SirThoreth (profile) says:

Re: What Makes This Project Different?

Maybe it was the merchandising by Axanar Productions?

Axanar Productions set up a Donor Store which sold Axanar-related merchandise, including models of the ships in the movie. This was on top of the Indiegogo and Kickstarter campaigns, which raised over a million by themselves.

That seems to be a step beyond what anyone other fan production has done, and might have been the final straw for CBS and Paramount.

Anonymous Coward says:

Can’t they just say its a ‘transformative work’ because it doesn’t feature 400 million lens flares effects so beloved of the shitty reboot?

Besides, since the reboot, the original series, next generation, deep space nine, voyage and Enterprise all never existed… technically Axanar is an entirely original work with no relation to the current state of the Star Trek universe.

Anonymous Coward says:

We need more power

Scotty, we need more power, we are stuck in the copyright warp field again.

Captain, I’m givin her all she’s got, I can’t push her any harder or the intellectual property matrix will implode upon the combination of copyright, trademark, and patent issues being thrown around in the MPAA chamber.

Ahura, send out a distress call, see if anyone in this universe has anything that can overcome the evil MPAA and their dreaded copyright.
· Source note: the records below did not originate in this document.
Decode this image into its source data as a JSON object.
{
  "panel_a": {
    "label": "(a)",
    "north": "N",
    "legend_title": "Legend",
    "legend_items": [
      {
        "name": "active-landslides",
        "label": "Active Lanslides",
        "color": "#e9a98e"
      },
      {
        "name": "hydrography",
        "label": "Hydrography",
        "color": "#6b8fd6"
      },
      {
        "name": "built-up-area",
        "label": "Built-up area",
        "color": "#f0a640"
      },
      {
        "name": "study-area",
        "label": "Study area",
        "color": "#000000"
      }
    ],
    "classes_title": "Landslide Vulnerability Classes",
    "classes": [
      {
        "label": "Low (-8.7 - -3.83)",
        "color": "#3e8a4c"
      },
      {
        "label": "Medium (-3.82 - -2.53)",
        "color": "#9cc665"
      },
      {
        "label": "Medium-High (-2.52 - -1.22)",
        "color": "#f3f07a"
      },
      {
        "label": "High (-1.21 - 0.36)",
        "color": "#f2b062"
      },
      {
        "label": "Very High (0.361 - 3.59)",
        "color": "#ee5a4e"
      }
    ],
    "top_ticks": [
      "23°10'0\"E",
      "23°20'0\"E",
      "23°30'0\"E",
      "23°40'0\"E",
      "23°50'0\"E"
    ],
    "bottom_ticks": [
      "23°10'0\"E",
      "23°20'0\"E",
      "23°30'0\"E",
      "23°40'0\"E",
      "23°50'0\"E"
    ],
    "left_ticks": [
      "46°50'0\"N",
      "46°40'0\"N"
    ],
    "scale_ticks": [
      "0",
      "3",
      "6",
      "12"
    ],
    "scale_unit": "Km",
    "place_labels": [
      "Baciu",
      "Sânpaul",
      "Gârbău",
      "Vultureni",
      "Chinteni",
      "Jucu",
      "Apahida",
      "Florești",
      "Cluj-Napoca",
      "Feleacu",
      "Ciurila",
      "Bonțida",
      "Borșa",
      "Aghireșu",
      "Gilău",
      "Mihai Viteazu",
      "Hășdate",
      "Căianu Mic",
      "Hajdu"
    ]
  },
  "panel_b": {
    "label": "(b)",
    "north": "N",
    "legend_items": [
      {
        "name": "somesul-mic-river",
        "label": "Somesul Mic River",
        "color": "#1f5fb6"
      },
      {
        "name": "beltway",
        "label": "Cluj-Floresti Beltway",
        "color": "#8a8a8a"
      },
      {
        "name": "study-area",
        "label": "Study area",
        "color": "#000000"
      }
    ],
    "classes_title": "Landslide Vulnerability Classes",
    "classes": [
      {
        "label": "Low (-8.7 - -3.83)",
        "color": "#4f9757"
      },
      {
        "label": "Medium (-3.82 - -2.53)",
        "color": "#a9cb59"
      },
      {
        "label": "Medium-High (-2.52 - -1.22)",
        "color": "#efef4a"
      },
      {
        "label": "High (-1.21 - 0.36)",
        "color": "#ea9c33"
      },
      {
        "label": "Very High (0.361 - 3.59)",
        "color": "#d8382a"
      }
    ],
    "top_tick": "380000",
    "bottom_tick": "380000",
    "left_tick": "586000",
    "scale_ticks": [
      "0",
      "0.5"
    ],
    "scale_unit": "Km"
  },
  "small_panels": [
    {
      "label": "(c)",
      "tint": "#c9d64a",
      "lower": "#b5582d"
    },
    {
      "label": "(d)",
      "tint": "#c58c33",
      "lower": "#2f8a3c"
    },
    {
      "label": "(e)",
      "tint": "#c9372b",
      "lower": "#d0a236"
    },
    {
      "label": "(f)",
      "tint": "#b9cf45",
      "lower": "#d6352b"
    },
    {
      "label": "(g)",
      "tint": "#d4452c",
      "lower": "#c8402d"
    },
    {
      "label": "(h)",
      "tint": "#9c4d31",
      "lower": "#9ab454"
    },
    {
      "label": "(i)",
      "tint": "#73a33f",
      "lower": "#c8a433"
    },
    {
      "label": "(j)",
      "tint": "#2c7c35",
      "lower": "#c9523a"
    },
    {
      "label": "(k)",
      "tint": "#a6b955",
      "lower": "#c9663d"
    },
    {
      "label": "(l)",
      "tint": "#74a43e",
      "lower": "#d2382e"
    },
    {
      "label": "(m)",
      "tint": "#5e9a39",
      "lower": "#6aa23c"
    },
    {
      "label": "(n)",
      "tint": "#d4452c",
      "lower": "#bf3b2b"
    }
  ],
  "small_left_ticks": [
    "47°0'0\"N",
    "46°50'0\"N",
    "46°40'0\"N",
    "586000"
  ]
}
Spock, mind meld with that **AA flunky we beamed aboard and see if there is anything other than $$$ and greed in his mind.

Solo, full power to impulse rights, we have to have some right to use the things we have, see what you can do.

Jim… Dammit Kirk, I’m a doctor not a copyright lawyer, it’s not like I can implant a brain in these idiots and make them understand things they have been trained for year to ignore, it’s just not possible.

Ok people, prepare for the Kobayashi Maru again… there has to be some way to beat this unbeatable copyright…

psiuuuuuu (profile) says:

Yeah, I can see the claim, but jeez...

“Yeah whatever, that seems fine.”

Months later:

Sir, reports are in. That fan film sir, it uh…well, it’s better than our new $100M pile of dog crap we plan to shovel out next year.


Just hit it with a disruptor beam and be done with it. Aye sir.


Seriously though, watch the Prelude to Axanar video. Then loop the Beyond trailer for 20 minutes. Then just start raging/weeping/staring blankly.

No one at CBS/Paramount thought, “huh, we should maybe hire those guys. They could do all sorts of in-universe, low budget, keep the fans happy and the brand alive sort of stuff, and we all make money. Win win!”


wayout says:

“in allowing other fan-made works to exist”, this could ultimately be CBS’s undoing in court. I have read about other court cases where something similar had happened, and the plaintiff wound up losing because they had allowed prior works so to speak without challenging them…It makes the suit look arbitrary…(i.e.) they can do it, but not you…depending on the judge, that may not sit well with them.

Charles Roth (profile) says:

So DO SOMETHING already!

Thank you, TechDirt, for posting this.

Thank you, the 2 or 3 of you who offered interesting and useful analysis of what might be going on here.

The rest of you — WTF?! Did you actually DO anything besides complain?

I bought 2 shares of CBS (total cost, about $ 90 US). I then wrote an old-fashioned letter (remember those?) to EVERY SINGLE DAMNED MEMBER of the CBS board of directors, explaining why this was a stupid, stupid, business decision. And, as a share-holder, I requested a response.

To mix universes, “There is no try. There is only do, or do not.”